# SES-1 transponder 6 bandwidth



## AntAltMike (Nov 21, 2004)

Does anyone know where I can find the bandwidth of SES-1 transponder 6, which carries the Pentagon channel?

I have to measure its signal power Tuesday using a spectrum analyzer that has an 8 MHz bandwidth filter, (BTSA-5) and I need to calculate the correction factor.

Lyngsat ( http://www.lyngsat.com/SES-1.html ) says that the center frequency of horizontal transponder 4 is 11,795 MHz and horizontal transponder 6 is 11,820 MHz, so that would be enough space for 50 MHz of transponder bandwidth minus the guard band(s). FWIW, it also says that there is a horizontal transponder 24 centered at 12,172 MHz

However a site called Sathint ( http://www.sathint.com/101W?list=transponders ) gives horizontal center frequencies of 11,820 11,860, 12,085 and 12,116 MHz but it does not assign transponder numbers to them

The Wikipedia SES-1 page ( http://en.wikipedia.org/wiki/SES-1 ) says its payload is 24 KU transponders, which is ordinarily consistent with 40 MHz center frequency spacing if they were all of the same polarity, but the Lyngsat and Sathint sites both indicate that the satellite has both horizontal and vertical tranpsonders.
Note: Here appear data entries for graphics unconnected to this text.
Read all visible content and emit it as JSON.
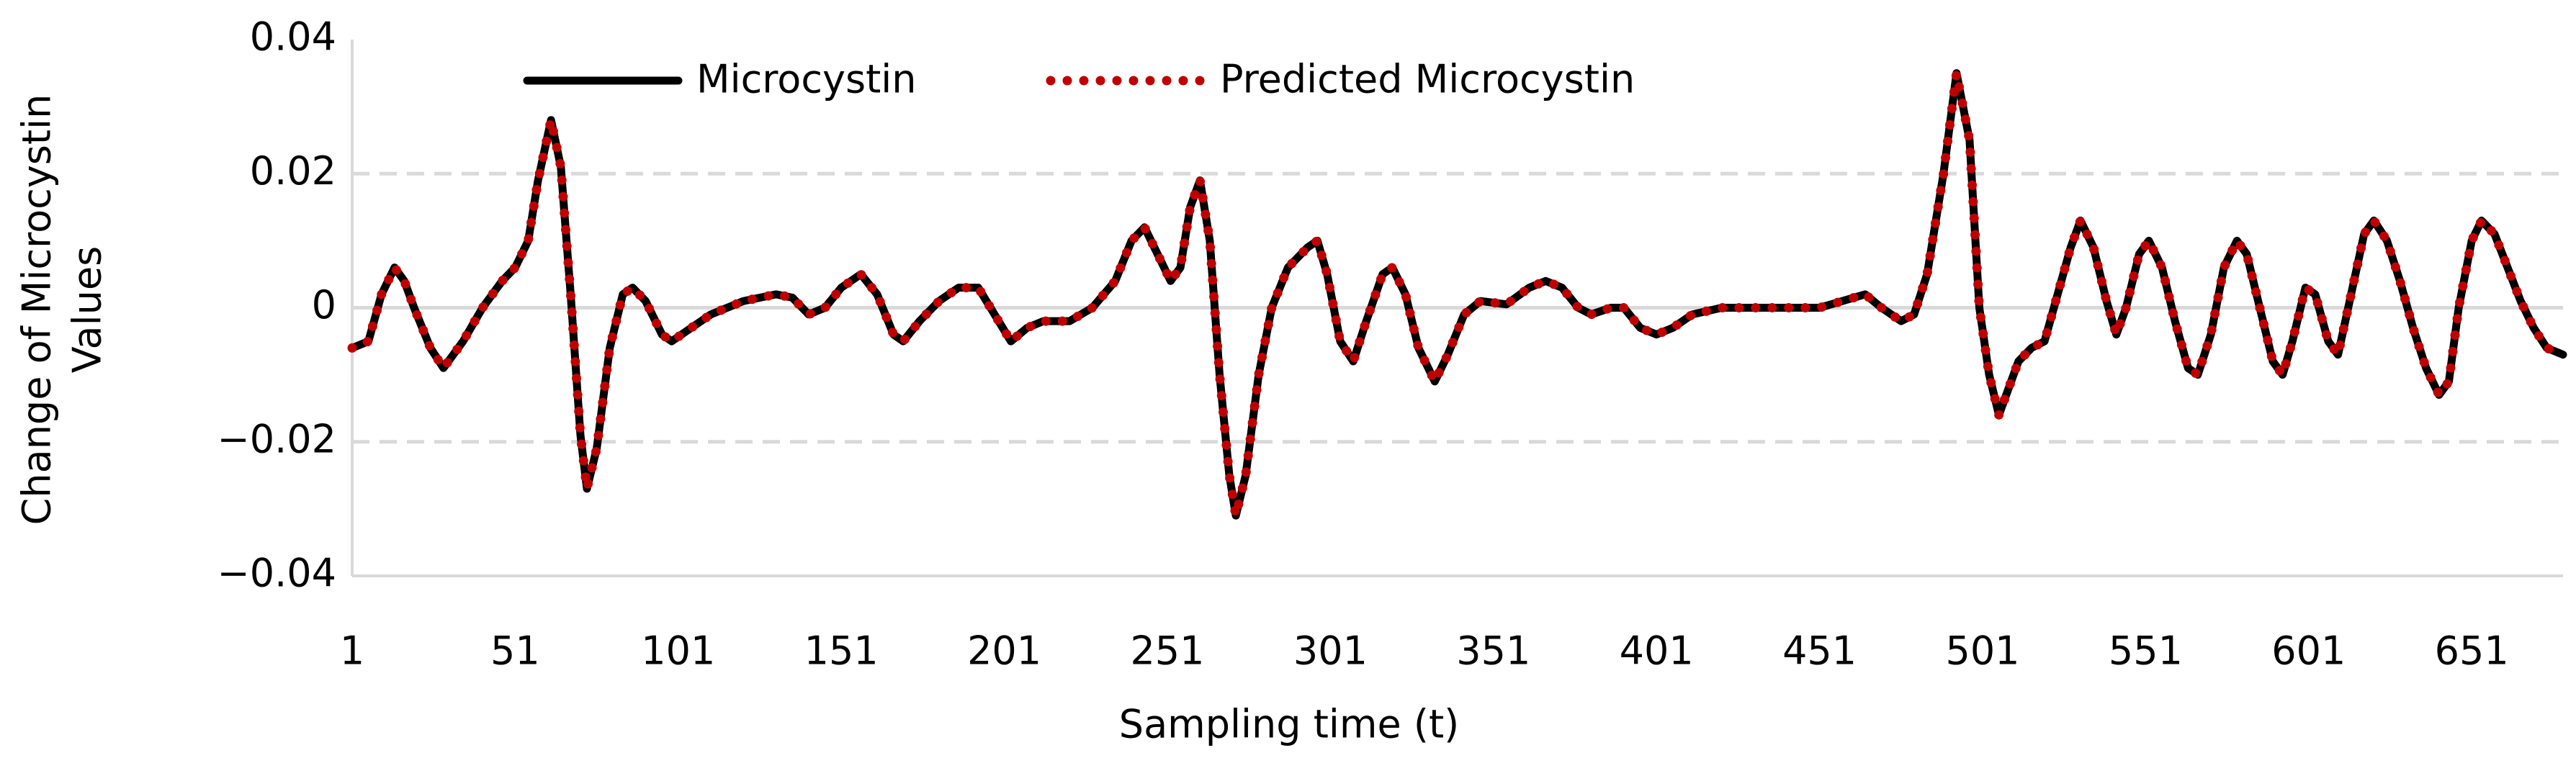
{
  "chart_data": {
    "type": "line",
    "ylabel": [
      "Change of Microcystin",
      "Values"
    ],
    "xlabel": "Sampling time (t)",
    "x": [
      1,
      6,
      10,
      14,
      17,
      20,
      25,
      29,
      35,
      41,
      47,
      51,
      55,
      58,
      62,
      65,
      68,
      71,
      73,
      76,
      80,
      84,
      87,
      91,
      96,
      99,
      105,
      111,
      121,
      131,
      136,
      141,
      146,
      151,
      157,
      162,
      167,
      170,
      175,
      181,
      187,
      193,
      198,
      203,
      208,
      213,
      221,
      228,
      235,
      240,
      244,
      248,
      252,
      255,
      258,
      261,
      264,
      267,
      270,
      272,
      275,
      279,
      283,
      288,
      294,
      297,
      300,
      304,
      308,
      312,
      317,
      320,
      324,
      328,
      333,
      337,
      342,
      347,
      355,
      362,
      367,
      372,
      377,
      381,
      387,
      391,
      396,
      401,
      406,
      412,
      421,
      431,
      441,
      451,
      458,
      465,
      470,
      476,
      480,
      484,
      489,
      493,
      497,
      500,
      503,
      506,
      509,
      512,
      516,
      520,
      524,
      528,
      531,
      535,
      539,
      542,
      545,
      549,
      552,
      556,
      560,
      564,
      567,
      571,
      575,
      579,
      582,
      586,
      590,
      593,
      596,
      600,
      603,
      607,
      610,
      614,
      618,
      621,
      625,
      629,
      633,
      637,
      641,
      644,
      647,
      651,
      654,
      658,
      662,
      666,
      670,
      674,
      679
    ],
    "series": [
      {
        "name": "Microcystin",
        "color": "#000000",
        "style": "solid",
        "values": [
          -0.006,
          -0.005,
          0.002,
          0.006,
          0.004,
          0.0,
          -0.006,
          -0.009,
          -0.005,
          0.0,
          0.004,
          0.006,
          0.01,
          0.019,
          0.028,
          0.021,
          0.002,
          -0.019,
          -0.027,
          -0.021,
          -0.006,
          0.002,
          0.003,
          0.001,
          -0.004,
          -0.005,
          -0.003,
          -0.001,
          0.001,
          0.002,
          0.0015,
          -0.001,
          0.0,
          0.003,
          0.005,
          0.002,
          -0.004,
          -0.005,
          -0.002,
          0.001,
          0.003,
          0.003,
          -0.001,
          -0.005,
          -0.003,
          -0.002,
          -0.002,
          0.0,
          0.004,
          0.01,
          0.012,
          0.008,
          0.004,
          0.006,
          0.015,
          0.019,
          0.01,
          -0.01,
          -0.025,
          -0.031,
          -0.025,
          -0.01,
          0.0,
          0.006,
          0.009,
          0.01,
          0.005,
          -0.005,
          -0.008,
          -0.002,
          0.005,
          0.006,
          0.002,
          -0.006,
          -0.011,
          -0.007,
          -0.001,
          0.001,
          0.0005,
          0.003,
          0.004,
          0.003,
          0.0,
          -0.001,
          0.0,
          0.0,
          -0.003,
          -0.004,
          -0.003,
          -0.001,
          0.0,
          0.0,
          0.0,
          0.0,
          0.001,
          0.002,
          0.0,
          -0.002,
          -0.001,
          0.005,
          0.02,
          0.035,
          0.025,
          0.0,
          -0.01,
          -0.016,
          -0.012,
          -0.008,
          -0.006,
          -0.005,
          0.002,
          0.009,
          0.013,
          0.009,
          0.001,
          -0.004,
          0.0,
          0.008,
          0.01,
          0.006,
          -0.002,
          -0.009,
          -0.01,
          -0.004,
          0.006,
          0.01,
          0.008,
          0.0,
          -0.008,
          -0.01,
          -0.005,
          0.003,
          0.002,
          -0.005,
          -0.007,
          0.002,
          0.011,
          0.013,
          0.01,
          0.004,
          -0.003,
          -0.009,
          -0.013,
          -0.011,
          0.0,
          0.01,
          0.013,
          0.011,
          0.006,
          0.001,
          -0.003,
          -0.006,
          -0.007
        ]
      },
      {
        "name": "Predicted Microcystin",
        "color": "#c00000",
        "style": "dotted",
        "values": [
          -0.006,
          -0.005,
          0.002,
          0.006,
          0.004,
          0.0,
          -0.006,
          -0.009,
          -0.005,
          0.0,
          0.004,
          0.006,
          0.01,
          0.019,
          0.028,
          0.021,
          0.002,
          -0.019,
          -0.027,
          -0.021,
          -0.006,
          0.002,
          0.003,
          0.001,
          -0.004,
          -0.005,
          -0.003,
          -0.001,
          0.001,
          0.002,
          0.0015,
          -0.001,
          0.0,
          0.003,
          0.005,
          0.002,
          -0.004,
          -0.005,
          -0.002,
          0.001,
          0.003,
          0.003,
          -0.001,
          -0.005,
          -0.003,
          -0.002,
          -0.002,
          0.0,
          0.004,
          0.01,
          0.012,
          0.008,
          0.004,
          0.006,
          0.015,
          0.019,
          0.01,
          -0.01,
          -0.025,
          -0.031,
          -0.025,
          -0.01,
          0.0,
          0.006,
          0.009,
          0.01,
          0.005,
          -0.005,
          -0.008,
          -0.002,
          0.005,
          0.006,
          0.002,
          -0.006,
          -0.011,
          -0.007,
          -0.001,
          0.001,
          0.0005,
          0.003,
          0.004,
          0.003,
          0.0,
          -0.001,
          0.0,
          0.0,
          -0.003,
          -0.004,
          -0.003,
          -0.001,
          0.0,
          0.0,
          0.0,
          0.0,
          0.001,
          0.002,
          0.0,
          -0.002,
          -0.001,
          0.005,
          0.02,
          0.035,
          0.025,
          0.0,
          -0.01,
          -0.016,
          -0.012,
          -0.008,
          -0.006,
          -0.005,
          0.002,
          0.009,
          0.013,
          0.009,
          0.001,
          -0.004,
          0.0,
          0.008,
          0.01,
          0.006,
          -0.002,
          -0.009,
          -0.01,
          -0.004,
          0.006,
          0.01,
          0.008,
          0.0,
          -0.008,
          -0.01,
          -0.005,
          0.003,
          0.002,
          -0.005,
          -0.007,
          0.002,
          0.011,
          0.013,
          0.01,
          0.004,
          -0.003,
          -0.009,
          -0.013,
          -0.011,
          0.0,
          0.01,
          0.013,
          0.011,
          0.006,
          0.001,
          -0.003,
          -0.006,
          -0.007
        ]
      }
    ],
    "xlim": [
      1,
      679
    ],
    "xticks": [
      1,
      51,
      101,
      151,
      201,
      251,
      301,
      351,
      401,
      451,
      501,
      551,
      601,
      651
    ],
    "ylim": [
      -0.04,
      0.04
    ],
    "yticks": [
      {
        "value": -0.04,
        "label": "−0.04"
      },
      {
        "value": -0.02,
        "label": "−0.02"
      },
      0,
      0.02,
      0.04
    ],
    "grid": true,
    "legend": "top"
  }
}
I will also have a SatBuddy available, but I have never used it before. I bought it six months ago used, but it didn't come with an instruction manual. Does it have a generic plan that will correct for bandwidth in case I find that SES-1 has not been loaded into it? I remember that a fully loaded Ku satellite used to have 27 MHz wide transponders, so the correction factor for my BTSA-5 was about 5.3dB.


----------



## HoTat2 (Nov 16, 2005)

If you're still interested, both Ku and C band transponders are all 36 MHz wide for SES-1 at 101W according to its FCC filings.

Download its complete narrative here:

http://licensing.fcc.gov/myibfs/download.do?attachment_key=795646


----------